Soprano Patricia Schuman and husband/bass-baritone David Pittsinger, in splendid voice, sang at the highest and lowest ranges of this widely varied work. She, the Queen of Trills, with artful precision warbled the arias “Rejoice greatly!” and “I know that my Redeemer liveth” with their multitudinous cascades, scales and roulades, the voice of glowing embers ... [Pittsinger] dispatched the aria “The trumpet shall sound” as if to prove that florid singing is just as much the providence of the lower voices as those that soar in the upper stratosphere ...
Mezzo-soprano Mary Phillips poured heart and soul into her scene “He was despisèd,” giving a masterful performance ... [Tenor Ryan MacPherson] masterfully negotiated the supple vocal lines of “Ev’ry valley shall be exalted” and “Thou shalt break them,” packing exciting ping in the piercing top notes ...
Heather Buchanan’s Montclair State University Singers delivered a crackling performance, with dynamics ranging from a surprisingly at-first-whispered “Glory to God in the highest” to a masterful polyphonic concluding “Amen,” which dwarfed even the ever-popular “Hallelujah.” “And with his stripes we were healed,” sung unaccompanied, sounded symphonic in its full-bodied textures ...
George Manahan adroitly led a brisk, crisp performance, allowing largesse at proper moments, exploiting Baroque music’s propulsive rhythms.
» Read the full review at us.blastingnews.com
Town Topics writes:
The musical holiday season would not be complete without Handel’s Messiah, which can always be heard in the Princeton area at this time of the year. In this 275th anniversary of the work’s composition, the New Jersey Symphony Orchestra presented their annual Princeton performance of this popular work last Friday night to a full house at Richardson Auditorium [with] an innovative and creative interpretation by guest conductor George Manahan ...
There is a myriad of approaches to 18th-century performance practice, and conductor Mr. Manahan began the Overture to Messiah in an elegant tempo without overly-dotted rhythmic figures. The orchestra incorporated an especially graceful effect of having instrumental passages repeated by a string quartet of principal first and second violins, viola and cello. The quartet and full ensemble seamlessly alternated musical passages, in a concerto style true to the time in which the work was written.
...
Messiah has always been known as a work for chorus. For Friday night’s performance, the Montclair State University Singers had been well prepared by Heather Buchanan. The chorus was consistently well balanced, with a young and fresh sound from the sopranos and uniform vowel production from all sections ... Following Ms. Schuman’s “Angel” recitatives, the chorus uniquely began “Glory to God” as if from afar — evoking a chorus of angels gradually getting closer to the action.

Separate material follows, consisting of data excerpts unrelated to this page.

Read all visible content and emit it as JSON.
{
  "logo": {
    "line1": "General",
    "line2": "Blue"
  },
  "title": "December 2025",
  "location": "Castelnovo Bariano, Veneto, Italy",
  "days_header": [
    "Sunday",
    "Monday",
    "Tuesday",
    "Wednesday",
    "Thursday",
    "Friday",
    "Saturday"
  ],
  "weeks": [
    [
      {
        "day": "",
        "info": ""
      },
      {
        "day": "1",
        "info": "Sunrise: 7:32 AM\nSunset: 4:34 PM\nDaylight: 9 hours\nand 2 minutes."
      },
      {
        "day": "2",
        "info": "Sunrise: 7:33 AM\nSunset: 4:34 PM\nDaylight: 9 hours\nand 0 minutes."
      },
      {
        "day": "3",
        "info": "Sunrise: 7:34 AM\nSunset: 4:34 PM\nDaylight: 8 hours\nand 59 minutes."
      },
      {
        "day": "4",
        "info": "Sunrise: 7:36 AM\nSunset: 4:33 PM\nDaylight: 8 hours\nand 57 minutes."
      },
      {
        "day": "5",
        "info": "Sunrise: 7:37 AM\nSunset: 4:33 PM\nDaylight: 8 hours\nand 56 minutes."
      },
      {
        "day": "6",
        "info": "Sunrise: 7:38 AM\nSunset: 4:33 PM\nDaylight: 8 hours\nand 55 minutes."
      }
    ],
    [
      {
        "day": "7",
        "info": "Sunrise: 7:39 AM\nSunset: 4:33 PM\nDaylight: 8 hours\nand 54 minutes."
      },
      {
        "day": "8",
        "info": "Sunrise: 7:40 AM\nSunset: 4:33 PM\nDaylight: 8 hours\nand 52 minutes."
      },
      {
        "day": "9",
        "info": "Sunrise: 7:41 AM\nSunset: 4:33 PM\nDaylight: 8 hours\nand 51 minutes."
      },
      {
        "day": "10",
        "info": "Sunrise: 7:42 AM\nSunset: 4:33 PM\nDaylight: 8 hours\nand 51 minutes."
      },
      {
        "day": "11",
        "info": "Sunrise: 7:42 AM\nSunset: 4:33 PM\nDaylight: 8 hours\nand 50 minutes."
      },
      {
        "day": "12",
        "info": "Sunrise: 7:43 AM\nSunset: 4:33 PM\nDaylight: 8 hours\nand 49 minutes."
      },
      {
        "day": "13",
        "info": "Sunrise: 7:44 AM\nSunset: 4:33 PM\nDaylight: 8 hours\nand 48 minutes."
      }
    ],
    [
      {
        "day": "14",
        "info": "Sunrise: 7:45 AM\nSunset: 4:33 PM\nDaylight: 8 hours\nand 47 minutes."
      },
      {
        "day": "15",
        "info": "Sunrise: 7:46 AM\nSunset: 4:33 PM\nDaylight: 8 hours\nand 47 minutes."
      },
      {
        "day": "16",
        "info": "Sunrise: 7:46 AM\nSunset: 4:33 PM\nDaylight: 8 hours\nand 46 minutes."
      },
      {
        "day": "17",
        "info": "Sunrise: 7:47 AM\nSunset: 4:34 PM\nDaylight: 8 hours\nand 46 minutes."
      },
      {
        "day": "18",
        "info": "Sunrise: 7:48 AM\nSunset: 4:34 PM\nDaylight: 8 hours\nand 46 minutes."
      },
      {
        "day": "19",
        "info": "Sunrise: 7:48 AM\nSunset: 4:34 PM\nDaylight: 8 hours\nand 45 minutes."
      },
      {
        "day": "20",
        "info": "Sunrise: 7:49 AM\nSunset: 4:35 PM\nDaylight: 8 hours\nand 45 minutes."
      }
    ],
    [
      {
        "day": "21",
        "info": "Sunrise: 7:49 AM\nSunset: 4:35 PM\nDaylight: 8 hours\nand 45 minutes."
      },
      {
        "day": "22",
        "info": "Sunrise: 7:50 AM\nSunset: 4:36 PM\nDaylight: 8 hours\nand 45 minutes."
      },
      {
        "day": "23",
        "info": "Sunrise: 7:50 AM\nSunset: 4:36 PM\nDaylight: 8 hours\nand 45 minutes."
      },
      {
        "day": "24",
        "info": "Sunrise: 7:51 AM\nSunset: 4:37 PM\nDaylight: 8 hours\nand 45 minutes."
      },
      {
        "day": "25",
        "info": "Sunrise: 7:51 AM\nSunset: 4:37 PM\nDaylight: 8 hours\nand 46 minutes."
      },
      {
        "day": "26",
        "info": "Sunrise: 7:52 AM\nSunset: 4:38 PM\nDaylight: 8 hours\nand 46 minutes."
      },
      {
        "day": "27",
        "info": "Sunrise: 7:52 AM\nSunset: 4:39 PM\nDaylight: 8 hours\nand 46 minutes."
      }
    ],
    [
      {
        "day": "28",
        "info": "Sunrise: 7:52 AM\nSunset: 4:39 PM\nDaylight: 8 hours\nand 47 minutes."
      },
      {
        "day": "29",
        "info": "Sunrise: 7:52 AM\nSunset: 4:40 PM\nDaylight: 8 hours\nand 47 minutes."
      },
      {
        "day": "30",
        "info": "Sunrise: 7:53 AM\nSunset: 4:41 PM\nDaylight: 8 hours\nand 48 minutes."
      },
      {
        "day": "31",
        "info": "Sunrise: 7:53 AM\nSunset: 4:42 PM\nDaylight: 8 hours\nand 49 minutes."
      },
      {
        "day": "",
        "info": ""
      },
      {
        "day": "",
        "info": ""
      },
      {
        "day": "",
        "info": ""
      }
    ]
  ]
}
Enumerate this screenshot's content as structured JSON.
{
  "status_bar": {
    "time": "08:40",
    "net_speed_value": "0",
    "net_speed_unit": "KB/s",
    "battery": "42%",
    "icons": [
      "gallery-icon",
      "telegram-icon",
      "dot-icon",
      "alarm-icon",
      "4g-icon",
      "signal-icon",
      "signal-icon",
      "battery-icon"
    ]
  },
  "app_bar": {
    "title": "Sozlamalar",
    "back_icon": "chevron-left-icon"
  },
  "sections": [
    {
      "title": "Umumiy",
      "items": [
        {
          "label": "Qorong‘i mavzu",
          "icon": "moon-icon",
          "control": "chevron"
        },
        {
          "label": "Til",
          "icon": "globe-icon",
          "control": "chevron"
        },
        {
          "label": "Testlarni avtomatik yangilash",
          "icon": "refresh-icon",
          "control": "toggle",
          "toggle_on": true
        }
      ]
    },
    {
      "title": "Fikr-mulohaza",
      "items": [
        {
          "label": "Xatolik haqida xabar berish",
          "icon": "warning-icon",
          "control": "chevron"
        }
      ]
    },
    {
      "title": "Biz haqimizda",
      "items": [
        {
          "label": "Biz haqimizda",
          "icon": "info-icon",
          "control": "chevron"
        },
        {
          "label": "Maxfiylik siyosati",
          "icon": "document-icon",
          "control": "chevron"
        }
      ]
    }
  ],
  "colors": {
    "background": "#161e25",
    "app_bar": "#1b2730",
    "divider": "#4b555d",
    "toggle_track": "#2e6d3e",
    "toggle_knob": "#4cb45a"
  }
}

The members of the New Jersey Symphony Orchestra who played this performance were consistently focused on clean articulation and lean playing. Led by a continuo trio of harpsichordist Robert Wolinsky, portatif organist Masayuki Maki, and cellist Jonathan Spitz, the orchestra provided well-defined playing throughout the work, emphasized by an imaginative performance of solo quartets within the ensemble ... Messiah is a piece for scholars, but an ultimate goal is to entertain and inspire audiences, and Friday night’s performance by New Jersey Symphony Orchestra succeeded in both.